At this very moment, the Jews, after two thousand years, are still wandering among the Gentiles. They are without God, without Christ, without hope, without any national home, and their only hope still lies in the Second Coming of Christ.

2. In rejecting Christ they sought to kill the Author of Life. They, therefore, rejected their only national and spiritual hope, when they sought to kill the One who was both the Resurrection and the Life.

The Pharisees believed in the resurrection, yet, apart from Christ they could never have realized the resurrection. The Pharisees believed in the life to come, yet, without Christ, life to come was impossible.

3. They sought to slay their best Friend. He who had come with deliverance, they were ready to deliver to the Cross. Rejecters are even refusing everything vital to life and light. It is from God that every good and perfect gift proceeds; and he who would destroy Christ, destroys the only hope of his own good. Oh, Thou Friend of all friends, teach me to be friendly to Thee.

VII. THE WITHDRAWAL (Mark 3:7)

1. Christ will not force His grace upon His rejecters. When the Pharisees and the Herodians joined together to destroy Christ, He quietly withdrew Himself with His disciples to the sea. This is not the only time when our Lord withdrew.
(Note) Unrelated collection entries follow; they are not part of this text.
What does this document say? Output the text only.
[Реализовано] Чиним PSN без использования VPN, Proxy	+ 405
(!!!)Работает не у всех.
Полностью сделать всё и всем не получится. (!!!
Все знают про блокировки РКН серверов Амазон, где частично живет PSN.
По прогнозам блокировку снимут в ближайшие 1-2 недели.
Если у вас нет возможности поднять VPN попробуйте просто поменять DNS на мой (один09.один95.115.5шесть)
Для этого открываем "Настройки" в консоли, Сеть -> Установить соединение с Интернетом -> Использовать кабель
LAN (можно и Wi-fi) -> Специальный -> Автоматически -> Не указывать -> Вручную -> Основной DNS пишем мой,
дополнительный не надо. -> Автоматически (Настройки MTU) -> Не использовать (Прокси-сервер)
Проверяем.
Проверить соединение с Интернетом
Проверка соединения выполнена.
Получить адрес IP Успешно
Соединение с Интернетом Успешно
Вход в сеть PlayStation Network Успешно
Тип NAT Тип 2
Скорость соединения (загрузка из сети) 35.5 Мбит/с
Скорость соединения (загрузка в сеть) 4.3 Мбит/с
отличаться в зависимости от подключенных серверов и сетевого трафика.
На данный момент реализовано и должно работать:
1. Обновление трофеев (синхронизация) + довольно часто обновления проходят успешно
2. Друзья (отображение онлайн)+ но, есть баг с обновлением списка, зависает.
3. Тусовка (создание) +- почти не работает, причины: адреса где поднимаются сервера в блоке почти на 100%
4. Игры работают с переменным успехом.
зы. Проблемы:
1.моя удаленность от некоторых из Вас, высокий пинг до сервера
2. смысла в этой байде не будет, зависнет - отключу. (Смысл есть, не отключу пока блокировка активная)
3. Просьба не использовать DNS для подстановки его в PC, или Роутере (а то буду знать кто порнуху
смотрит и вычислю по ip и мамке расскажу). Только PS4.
In the 4th chapter of Luke, the Nazarenes would have cast Him off the hill upon which the city was built, but Jesus quietly passed through the midst of them, and went His way.

The withdrawal of Christ, was not the withdrawal of a coward unwilling to face His enemies. It was simply His rejection of His rejecters. He could have overwhelmed them by His power, but the conquest of Christianity is not the conquest of the sword, God could drive men into subjection to His rule, but this He utterly refused to do. The Lord stands as one pleading all day long. He holds out His hands calling upon men to come into His arms of love. He is willing and able and ready to save, but He never saves until men come to Him believing and ready to be saved.

2. Some believed and some believed not. In our study we have seen why the Pharisees and Herodians rejected Christ. Yet, there were multitudes who went with Him. It is always so. There are some willing to follow Christ, but others follow Him not.

Christ went into the pool of Bethsaida, and healed one who had been sick thirty-eight years. However, a multitude of impotent folk, who needed Him, never said one word to Him about being healed.

3. The curiosity group. We have read the statement concerning the great multitude, that they followed Him because they had heard what great things He had done. We wonder if they were merely curiosity followers. The Lord have mercy on those who follow Christ merely from excitement.

AN ILLUSTRATION

"An observation balloon over the lines of the Allies was suddenly attacked by a German airplane firing 'tracer bullets,' which, if they pierced the balloon, would set it on fire. Watching from beneath we saw two black shapes drop like stones out of the car. They were observers. For two or three awful moments it looked as if they would be dashed to pieces. Suddenly a white cloud opened above their heads, and their fall stopped. It was their parachute, a frail thing of fine silk, but they cast their weight on it, the air filled it, and it sustained them. They floated gently and safely to the ground. I said to one of the officers, 'Isn't it rather awful, wondering if your parachute will open and hold you up?' 'Not a bit,' he replied, 'it always works; you know it will.' So faith is trusting yourself to God as completely as the observer trusts himself to the parachute. The parachute might fail. God cannot.